What AI still can’t do

AI is fast and tireless at recombining patterns, but it can’t frame the right problem. Discovering that users can’t find the filters at all — rather than improving the filter UI — is a human insight that comes from watching real people use software. AI also lacks brand instinct: recognizing that an execution is technically on-brief but emotionally wrong for the brand requires taste and context that current models don’t have. User research, ethical judgment, and stakeholder communication remain human work.

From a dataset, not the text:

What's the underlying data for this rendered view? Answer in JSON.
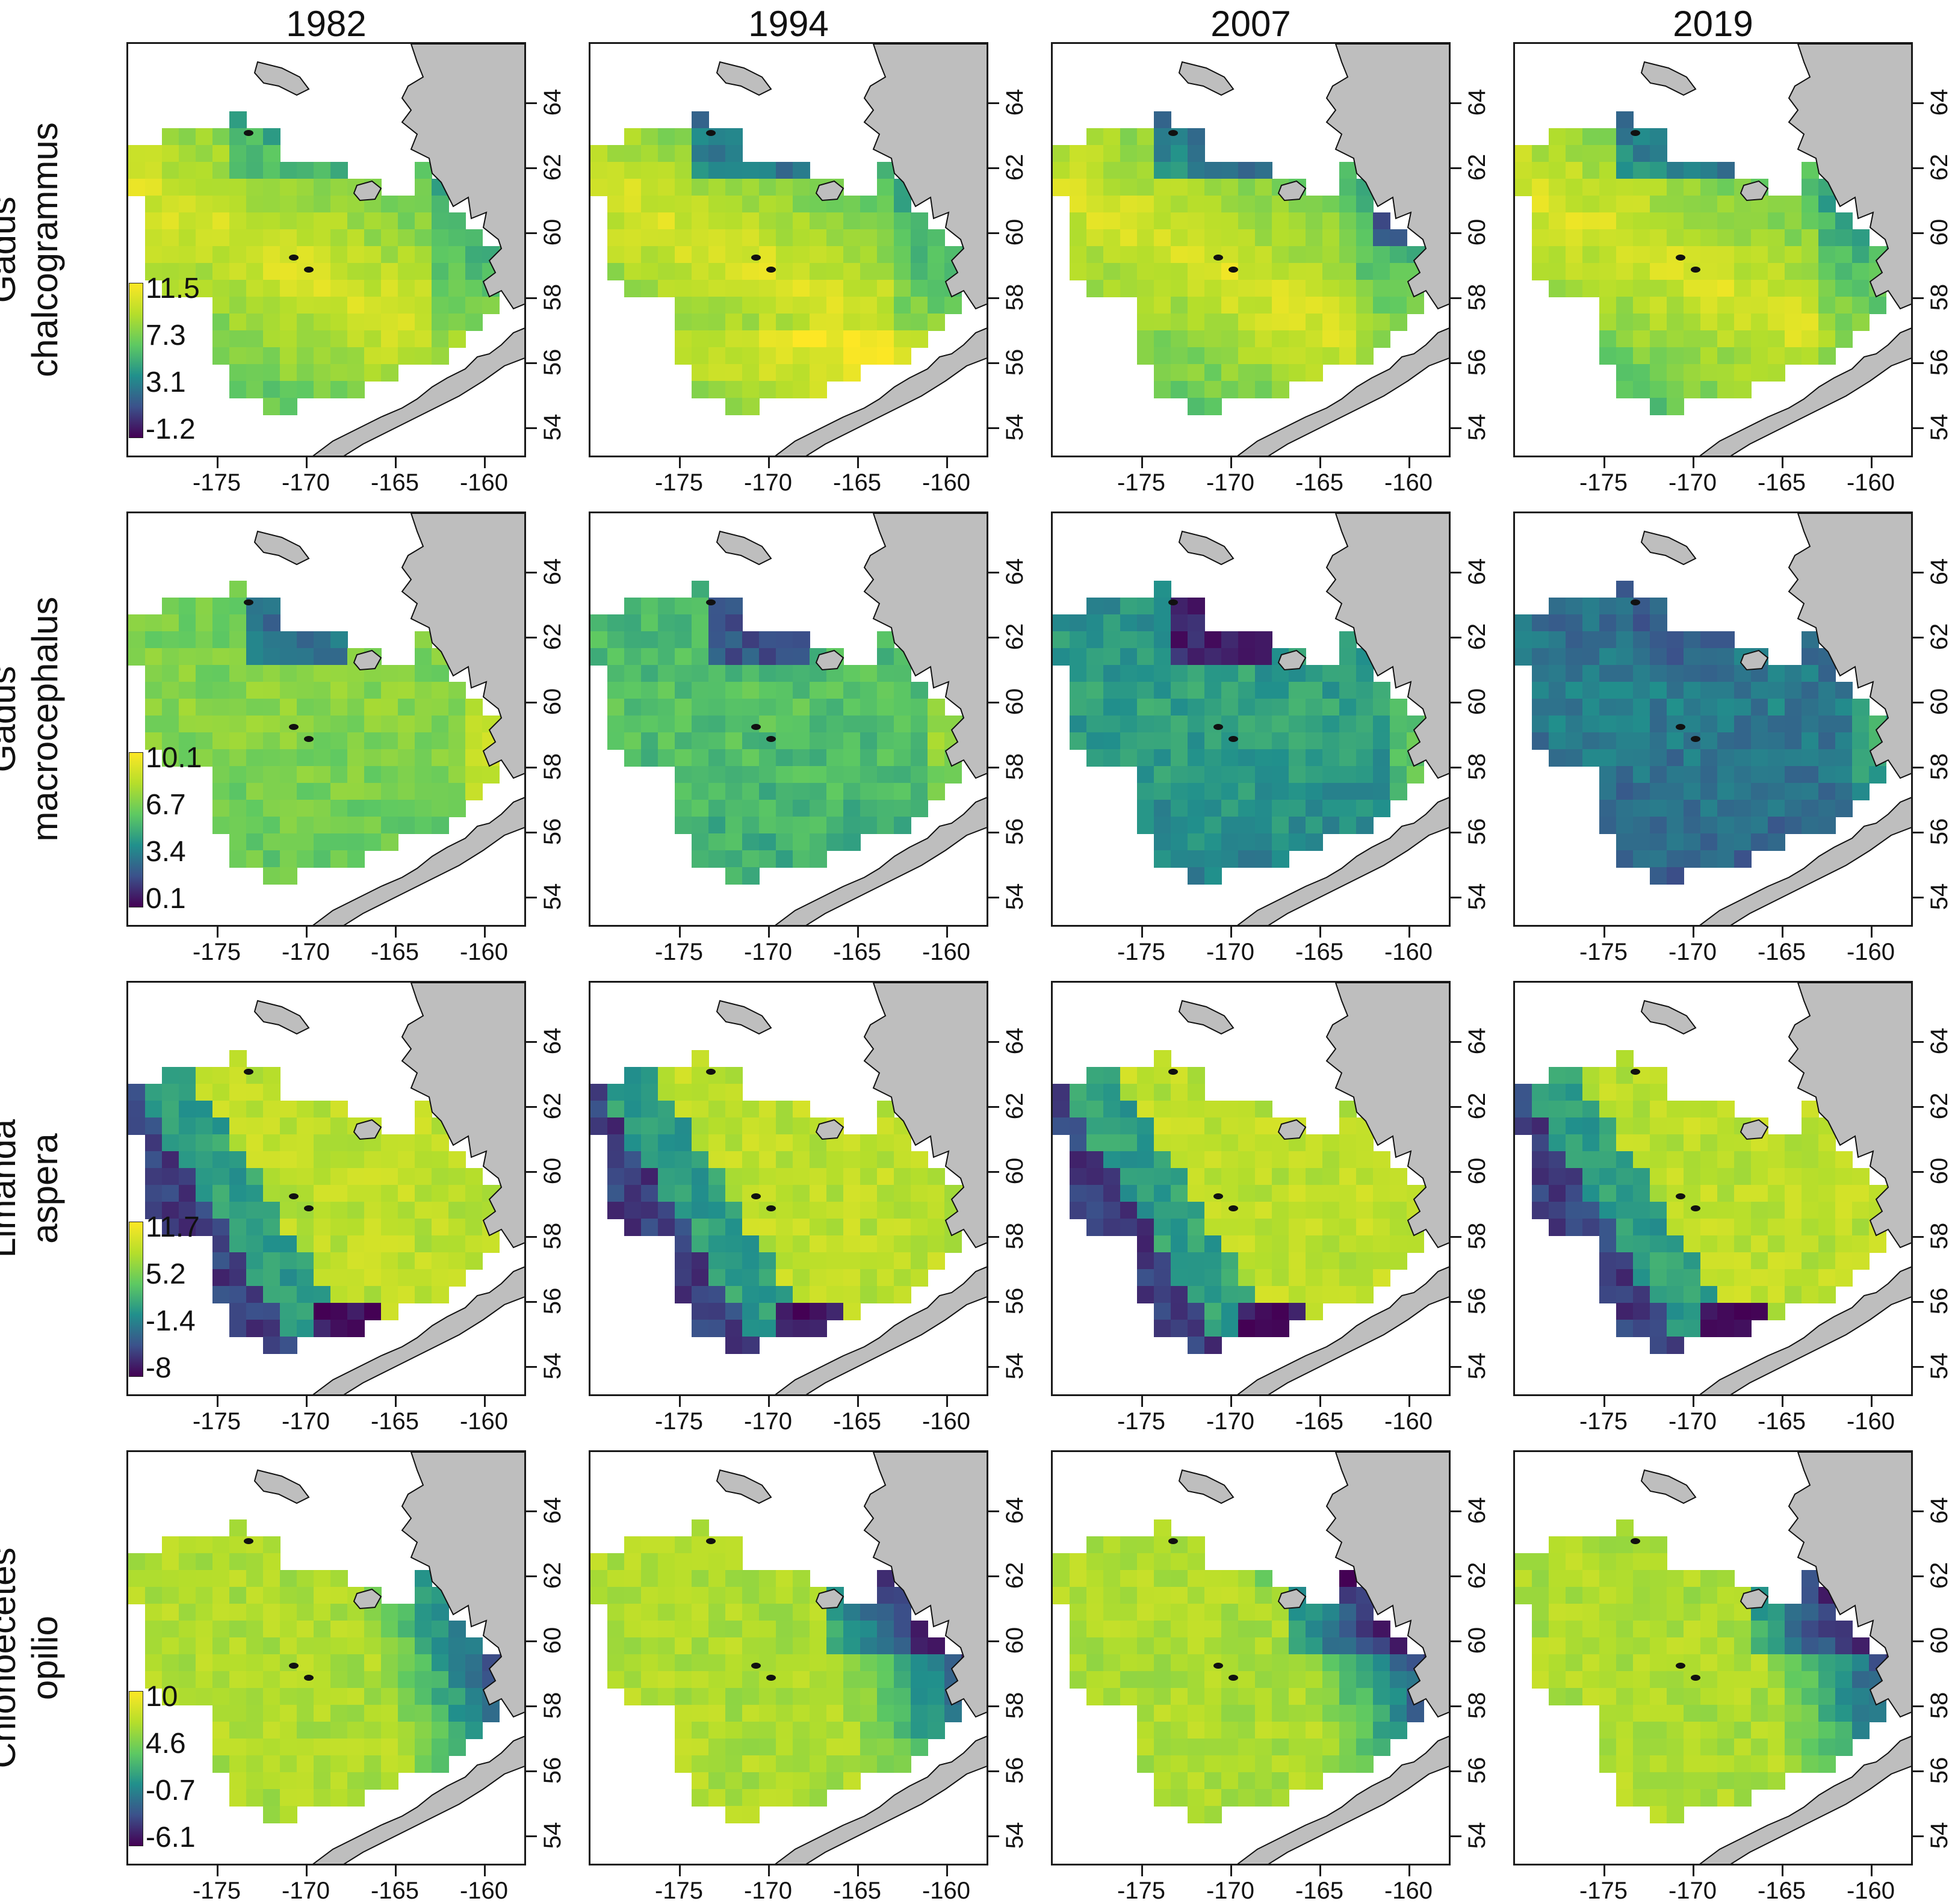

The honest picture: AI handles the production end of design — resizing, renaming, variant generation, translation — and frees designers to spend more time on decisions that require judgment.

In the news

In June 2026, Figma unveiled its AI Design Agent at Config 2026 alongside a native animation tool, signaling that agentic design assistance is becoming a core part of professional workflows rather than an experimental add-on. See our coverage of the announcement.

FAQ

Do I need to know how to code to use AI design tools?
No. Most tools — Figma, Canva, Firefly — take plain-language descriptions. Tools like V0 that output code are intended for designers who want to pass production-ready components to developers.

Will AI replace designers?
The evidence points to AI replacing specific tasks within design work (asset generation, iteration, layer management) rather than designers themselves. Designers who use AI tools consistently report higher output quality and job satisfaction — not displacement.

Is AI-generated content safe to use commercially?
It depends on the tool. Adobe Firefly is trained on licensed and public-domain content, making it the safest choice for commercial work. Midjourney and others have different terms — always check the tool’s commercial-use policy and your client contract before shipping.

How much do AI design tools cost?
Several have usable free tiers: Figma Starter, Canva’s free plan, Adobe Firefly’s 25 monthly credits, and Khroma and Microsoft Designer at no cost. Midjourney is the main tool with no free option, starting at $10/month as of June 2026 — see midjourney.com for current plans.